In response to Trump’s new trade policies, China has announced it intends to impose an additional 25% tariff on cars imported from the United States, which could bring the total levy to 50%. The existing 25% import duty is scheduled to go away on July 1, but things are very fluid at the moment as The Mouth That Roared stomps around the White House in a state of high dudgeon.
Donald Trump’s ill-considered trade war against China will have the same effects all wars have — collateral damage. And standing in the crosshairs of the conflict are Tesla and General Motors, both of which are anxious to expand their presence in the Chinese automotive market. Tesla is in the midst of negotiations to build a new factory in the Shanghai Free Trade Zone. GM has been doing business in China for 21 years and is looking to cash in on the electric car revolution the Chinese government is demanding.
So far, the conflict has been mostly a war of words, with The Donald doing what he usually does — bullying, blustering, and browbeating opponents real or imagined. No one seems to notice that if his threats don’t work, he tends to slink away with his tail between his legs, declaring victory to any who will listen. The Chinese, however, are not neophytes when it comes to high stakes games. Their response so far has been carefully calibrated to cause the most economic pain for Trump supporters.
Trade War Will Hurt GM in China
Trump doesn’t care about anyone but Trump. He hasn’t got time to study and understand a situation. Details bore him. He refuses to read the briefing papers his staff prepares for him. He is too busy preening and tweeting to govern. So he is unaware that Chinese people actually prefer to buy Chinese products. Golly, what a shocker, huh?
As Bloomberg points out, Hyundai got jammed up with the Chinese government recently because Korea allowed a US-made antimissile defense system to be installed on its borders. Suddenly, China said electric cars with batteries made in Korea could not be sold there. Hyundai was forced to switch its battery supply from Korean companies to Chinese battery makers.

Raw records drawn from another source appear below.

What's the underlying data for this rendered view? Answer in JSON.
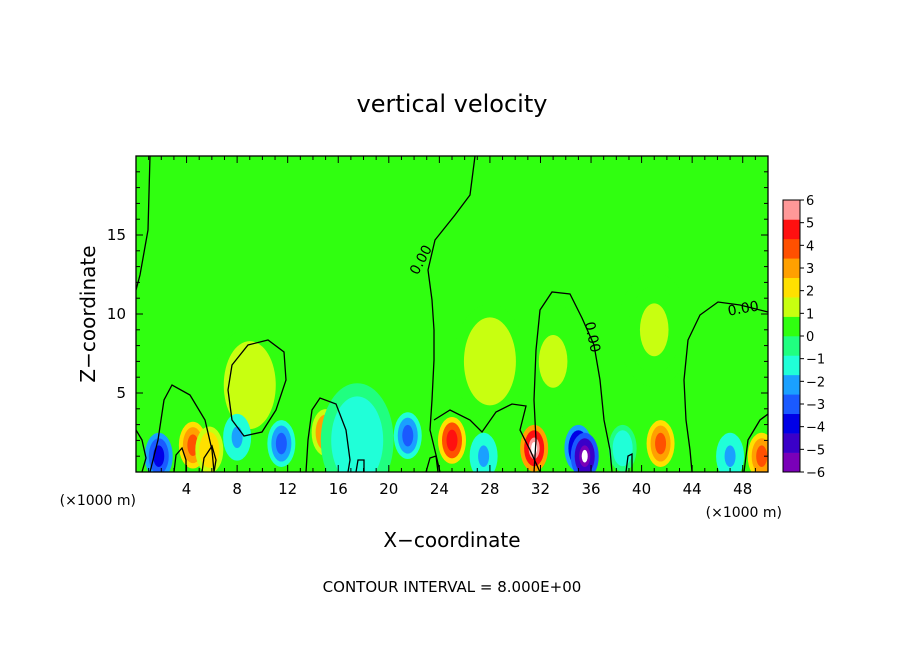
{
  "chart_data": {
    "type": "heatmap",
    "title": "vertical velocity",
    "xlabel": "X−coordinate",
    "ylabel": "Z−coordinate",
    "x_unit_left": "(×1000 m)",
    "x_unit_right": "(×1000 m)",
    "xlim": [
      0,
      50
    ],
    "ylim": [
      0,
      20
    ],
    "x_ticks": [
      4,
      8,
      12,
      16,
      20,
      24,
      28,
      32,
      36,
      40,
      44,
      48
    ],
    "x_tick_labels": [
      "4",
      "8",
      "12",
      "16",
      "20",
      "24",
      "28",
      "32",
      "36",
      "40",
      "44",
      "48"
    ],
    "y_ticks": [
      5,
      10,
      15
    ],
    "y_tick_labels": [
      "5",
      "10",
      "15"
    ],
    "colorbar": {
      "min": -6,
      "max": 6,
      "tick_labels": [
        "6",
        "5",
        "4",
        "3",
        "2",
        "1",
        "0",
        "−1",
        "−2",
        "−3",
        "−4",
        "−5",
        "−6"
      ],
      "colors": [
        "#7a00b8",
        "#3a00c8",
        "#0000e6",
        "#1a5aff",
        "#1aa0ff",
        "#20ffd8",
        "#20ff80",
        "#30ff10",
        "#c8ff10",
        "#ffe000",
        "#ffa000",
        "#ff5000",
        "#ff1010",
        "#ff9898"
      ]
    },
    "contour_labels": [
      "0.00",
      "0.00",
      "0.00"
    ],
    "contour_interval_text": "CONTOUR INTERVAL = 8.000E+00",
    "background_value": 0.3,
    "features": [
      {
        "x": 1.8,
        "z": 1.0,
        "value": -4.5
      },
      {
        "x": 4.5,
        "z": 1.7,
        "value": 4.2
      },
      {
        "x": 5.8,
        "z": 1.4,
        "value": 2.5
      },
      {
        "x": 9.0,
        "z": 5.5,
        "value": 1.3
      },
      {
        "x": 8.0,
        "z": 2.2,
        "value": -2.0
      },
      {
        "x": 11.5,
        "z": 1.8,
        "value": -3.2
      },
      {
        "x": 15.0,
        "z": 2.5,
        "value": 3.6
      },
      {
        "x": 17.5,
        "z": 2.0,
        "value": -1.5
      },
      {
        "x": 21.5,
        "z": 2.3,
        "value": -3.0
      },
      {
        "x": 25.0,
        "z": 2.0,
        "value": 5.3
      },
      {
        "x": 27.5,
        "z": 1.0,
        "value": -2.0
      },
      {
        "x": 28.0,
        "z": 7.0,
        "value": 1.5
      },
      {
        "x": 31.5,
        "z": 1.5,
        "value": 6.0
      },
      {
        "x": 35.0,
        "z": 1.5,
        "value": -5.5
      },
      {
        "x": 35.5,
        "z": 1.0,
        "value": -6.0
      },
      {
        "x": 38.5,
        "z": 1.5,
        "value": -1.8
      },
      {
        "x": 41.5,
        "z": 1.8,
        "value": 4.6
      },
      {
        "x": 47.0,
        "z": 1.0,
        "value": -2.0
      },
      {
        "x": 49.5,
        "z": 1.0,
        "value": 4.0
      },
      {
        "x": 33.0,
        "z": 7.0,
        "value": 1.0
      },
      {
        "x": 41.0,
        "z": 9.0,
        "value": 1.0
      }
    ]
  }
}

The damage was done. Chinese shoppers avoided Hyundai showrooms like the plague and sales went into a steep decline. Similarly, when China and Japan got into a flap over who should control the South China Sea in 2012, Toyota, Nissan, and Honda saw their sales fall off a cliff. Some Chinese citizens got so angry they burned down a Honda showroom in the port city of Qingdao.

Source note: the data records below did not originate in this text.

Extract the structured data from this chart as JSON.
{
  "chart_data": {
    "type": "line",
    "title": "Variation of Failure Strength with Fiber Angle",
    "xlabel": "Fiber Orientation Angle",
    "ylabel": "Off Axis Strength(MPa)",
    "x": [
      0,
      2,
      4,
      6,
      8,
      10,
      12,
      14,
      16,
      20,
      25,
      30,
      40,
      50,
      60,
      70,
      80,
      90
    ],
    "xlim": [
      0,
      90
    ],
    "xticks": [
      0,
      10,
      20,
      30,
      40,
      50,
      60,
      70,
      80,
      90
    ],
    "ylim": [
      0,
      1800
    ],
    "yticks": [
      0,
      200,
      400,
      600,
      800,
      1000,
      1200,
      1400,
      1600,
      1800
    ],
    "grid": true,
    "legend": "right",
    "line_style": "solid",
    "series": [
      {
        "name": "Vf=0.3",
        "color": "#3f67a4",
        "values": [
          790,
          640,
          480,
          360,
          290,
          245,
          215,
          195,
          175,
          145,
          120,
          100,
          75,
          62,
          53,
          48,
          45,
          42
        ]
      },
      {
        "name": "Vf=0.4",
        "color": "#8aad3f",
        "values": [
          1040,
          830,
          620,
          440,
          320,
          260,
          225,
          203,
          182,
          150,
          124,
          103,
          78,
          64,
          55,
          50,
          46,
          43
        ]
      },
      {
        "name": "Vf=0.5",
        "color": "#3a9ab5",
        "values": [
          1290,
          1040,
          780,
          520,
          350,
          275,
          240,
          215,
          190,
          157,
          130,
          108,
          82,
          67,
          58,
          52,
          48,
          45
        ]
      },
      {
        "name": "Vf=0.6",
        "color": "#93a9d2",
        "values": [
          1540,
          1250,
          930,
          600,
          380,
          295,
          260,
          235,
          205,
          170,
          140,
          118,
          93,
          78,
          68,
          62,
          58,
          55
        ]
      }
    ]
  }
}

Even without tariffs, governments can make it hard for foreign companies to do business domestically. Some may remember the days when Japan was the most powerful economy in the world. (Hard to believe today but true nonetheless.) As flotillas of Japanese cars swarmed across the Pacific toward America, US manufacturers complained bitterly that Japan put so many bureaucratic obstacles in their path that selling their cars was in Japan was nearly impossible.
Cars languished at Japanese ports waiting for customs inspectors who never showed up. Japan declared that all American-made cars had crappy exhaust systems. Manufacturers were forced to rip off the factory exhaust systems and replace them with aluminized components. Eventually, the manufacturers just bit the bullet and made aluminized exhaust systems standard equipment on every car manufactured. The change actually benefited American consumers. When was the last time you replaced a muffler? A nation that wants to put the kibosh on imports has a thick playbook of bureaucratic hurdles that can be set in place with a phone call from the right government minister.
“China could retaliate against U.S. President Donald Trump’s tariffs on Chinese goods with a full-blown boycott of American automobiles in the nation,” says Steve Man, a senior auto analyst for Bloomberg Intelligence in Hong Kong. He warns Trump’s tariffs “could derail automakers’ plans to open new manufacturing and export bases in China.” The risk is that after the dust settles and China and the United States kiss and make up — which will happen eventually — Chinese shoppers may simply turn their backs on all US goods. Whether American manufacturers will ever be able to recover from Trump’s intemperate assault on trade relations is an open question.
Additional import duties could hobble Tesla’s push to open a factory in China. Some people will still pay 50% over sticker price for Tesla, of course, but they will be few and far between. One phone call from Beijing could delay an agreement for a factory in Shanghai for years. Investors in automotive stocks recognize the dangers ahead. Tesla was down 6.6% in trading on June 19 and GM stock suffered a 4% decline.
No one denies there is a trade imbalance between China and the US. It make no sense that American companies have had to pay a 25% tariff to sell cars in China while Chinese companies could ship cars to the US and pay little to no import duty. It makes no sense that American companies have been required to enter into a joint venture with a Chinese company in order to build factories in China while a Chinese company is under no such obligation if it wants to operate a factory in the US. Those are issues that need to be addressed. But whether using the economic equivalent of a tactical nuclear device to address those inequities is wise is a question on the minds of many people.